Highlights & Insights¶
- Replicating the same question into six path versions allows for clean diagnostic measurement of modality preferences.
- PBS is a more rigorous and interpretable metric than average accuracy, explicitly testing consistency under different modality orders.
- Relying on real tables rather than purely generative models ensures factual verifiability and reduces evaluation noise.
- Elevating speech from "additional input" to a "necessary evidence link" provides a roadmap for training speech-aware VLMs that treat audio as queryable structured knowledge.
- The benchmark highlights that omni-modal capability is not just about supporting input formats, but about the stability of transferring entities and attributes across modality boundaries.
Limitations & Future Work¶
- The task format is highly controlled (3-hop entity-attribute chains), which differs from open-world temporal video or complex meeting reasoning.
- TTS-generated speech does not capture the complexity of real speech (accents, background noise, overlaps).
- Visual evidence is limited to charts/tables and lacks natural images or UI screenshots.
- The positive integer answer format, while good for EM, restricts question types (e.g., no open-ended explanations).
- Future work could include supervised training on these intermediate hops to help models learn explicit cross-modal alignment.
Related Work & Insights¶
- vs OmniBench / Daily-Omni: OMHBench ensures each modality is necessary and cannot be bypassed, unlike most OMU benchmarks.
- vs MMQA / MuMuQA: While those focus on text-image CMR, OMHBench adds speech and ensures modality path balance.

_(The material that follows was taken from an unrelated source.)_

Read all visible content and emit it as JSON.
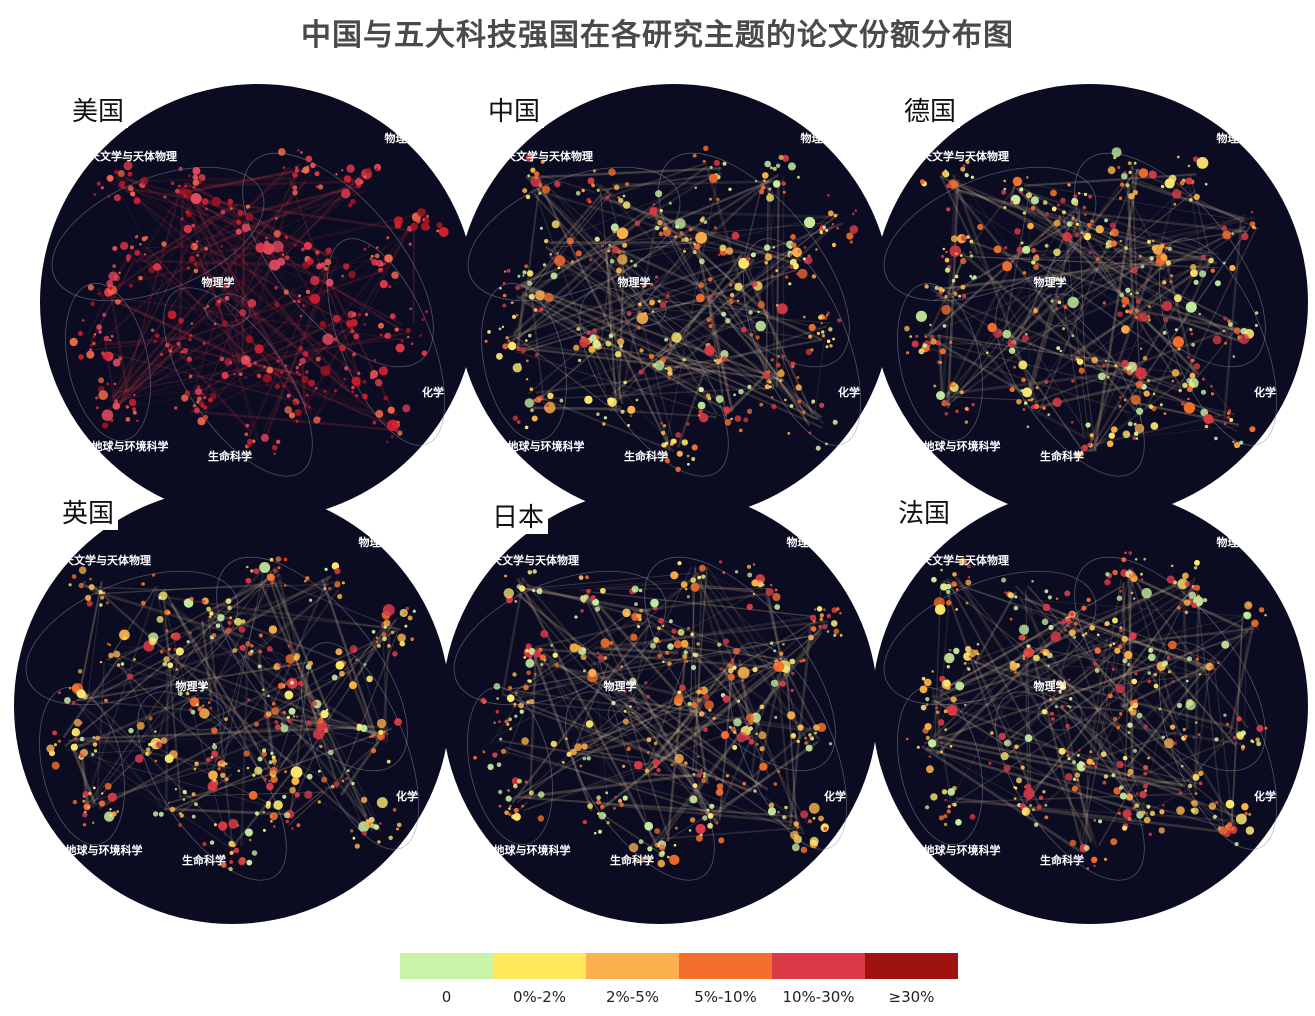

- Training Insights: Current MLLMs might benefit from explicit supervision of the reasoning chain (e.g., outputting "Current Entity -> Target Attribute -> Source Modality").
- Benchmark Insights: Benchmarks should move toward "equivalent content, varying layout/path" to isolate model capabilities from data distribution biases.
Rating¶
- Novelty: ⭐⭐⭐⭐☆ Combines omni-modal, 3-hop reasoning, and path balance into a controlled benchmark.
- Experimental Thoroughness: ⭐⭐⭐⭐⭐ Comprehensive 13-model evaluation and detailed diagnostic analyses.
- Writing Quality: ⭐⭐⭐⭐☆ Clear structure and logic; some figures are dense but informative.
- Value: ⭐⭐⭐⭐⭐ Essential for evaluating true omni-modal grounding and identifying the "speech bottleneck."